If there is a moment that has come to define The Avengers, and potentially the entire MCU, it is the moment when our key heroes assemble during the climactic battle in New York. The six key “original” Avengers – Thor, Black Widow, Captain America, Iron Man, Hulk, and Hawkeye – form a circle, ready for battle, as the camera pans around them and Alan Silvestri’s now-iconic music soars. According to Feige, it was a moment both he and Whedon knew the movie needed.
(Photo by ©Walt Disney Studios Motion Pictures/courtesy Everett Collection)
“The shot of all the Avengers assembling for the first time was shot in an open-air warehouse in New Mexico, not in New York. It was nothing but green screen behind them. Iron Man wasn’t in the shot. Hulk wasn’t in the shot. They were CG and put in later. But it looked pretty cool. And Joss had a great vision for it.

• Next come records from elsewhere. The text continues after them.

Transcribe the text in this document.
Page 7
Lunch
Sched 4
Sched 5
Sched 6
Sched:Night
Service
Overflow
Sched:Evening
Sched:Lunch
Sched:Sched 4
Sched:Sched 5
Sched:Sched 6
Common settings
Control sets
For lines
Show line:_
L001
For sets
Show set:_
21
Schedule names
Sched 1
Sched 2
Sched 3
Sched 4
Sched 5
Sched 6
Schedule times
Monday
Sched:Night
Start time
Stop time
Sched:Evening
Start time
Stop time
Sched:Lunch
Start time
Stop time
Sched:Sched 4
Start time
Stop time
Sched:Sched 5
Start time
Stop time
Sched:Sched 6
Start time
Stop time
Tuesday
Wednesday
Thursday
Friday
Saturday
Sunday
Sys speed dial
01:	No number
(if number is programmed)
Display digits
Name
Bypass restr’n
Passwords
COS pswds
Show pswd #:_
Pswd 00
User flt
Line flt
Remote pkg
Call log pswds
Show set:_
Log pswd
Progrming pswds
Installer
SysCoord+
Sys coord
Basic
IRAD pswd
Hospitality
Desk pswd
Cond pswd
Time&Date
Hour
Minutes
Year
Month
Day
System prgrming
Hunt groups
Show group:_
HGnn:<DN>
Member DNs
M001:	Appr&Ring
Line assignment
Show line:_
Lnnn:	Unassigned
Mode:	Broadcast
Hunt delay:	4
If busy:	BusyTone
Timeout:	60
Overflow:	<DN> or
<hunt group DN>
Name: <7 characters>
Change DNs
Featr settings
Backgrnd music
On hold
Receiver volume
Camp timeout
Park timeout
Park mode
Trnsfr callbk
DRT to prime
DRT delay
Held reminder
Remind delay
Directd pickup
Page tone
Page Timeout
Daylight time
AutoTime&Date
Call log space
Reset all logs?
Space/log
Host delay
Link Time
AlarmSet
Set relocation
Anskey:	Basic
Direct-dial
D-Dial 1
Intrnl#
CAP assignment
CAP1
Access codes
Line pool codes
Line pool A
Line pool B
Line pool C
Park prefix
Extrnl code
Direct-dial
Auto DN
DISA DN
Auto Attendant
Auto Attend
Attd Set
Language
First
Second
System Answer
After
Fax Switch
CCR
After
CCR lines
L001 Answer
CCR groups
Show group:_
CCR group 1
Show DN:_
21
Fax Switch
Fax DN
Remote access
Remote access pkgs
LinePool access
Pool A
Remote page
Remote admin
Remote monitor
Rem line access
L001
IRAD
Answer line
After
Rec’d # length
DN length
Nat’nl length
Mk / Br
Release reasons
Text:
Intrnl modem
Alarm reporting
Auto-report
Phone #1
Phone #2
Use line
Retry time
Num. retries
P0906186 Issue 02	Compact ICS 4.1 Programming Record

Cut to many months later: the visual effects are coming together, Iron Man’s there now, landing, Hulk is there… But the moment I realized that this could be an iconic moment, not just for the MCU, but for these kind of films, was on the mix stage. When the effects were final and when Alan Silvestri’s amazing score was coming in, and the timing, and the experience of watching the whole movie up to that point. When you just watch the dailies, when you just watch the visual effects shots coming in, you don’t get the experience of watching that final playback on the mix stage with Silvestri’s amazing score put in, building to that moment… that[‘s when] I got chills and I realized Joss had pulled it off.”
(Photo by Albert L. Ortega/WireImage)
To understand the lasting impact of The Avengers and its key inspiring moment, you only need look to the box office. The movie made $623 million domestically, and more than $1.5 billion globally, which made it the third highest-grossing movie ever at the time. It’s since been beaten out by a handful of films – including Avengers: Infinity War, which would top $2 billion internationally. Avengers: Endgame could make even more than that. But it all started in Phase 1, which began to build the universe audiences love today, and which culminated in the first Avengers movie.
Those early films, and The Avengers especially, also changed modern blockbuster moviemaking: Seeing what Marvel did with the MCU, and what Warner Bros. and DC did with the Dark Knight trilogy, studios and filmmakers began to chase the same magic, drawing from beloved comics and graphic novels for inspiration. They began to build their own universes, some more successful than others, trying to capture the imagination of audiences in the way that Feige and his team had done, and continue to do, as we head into the Endgame.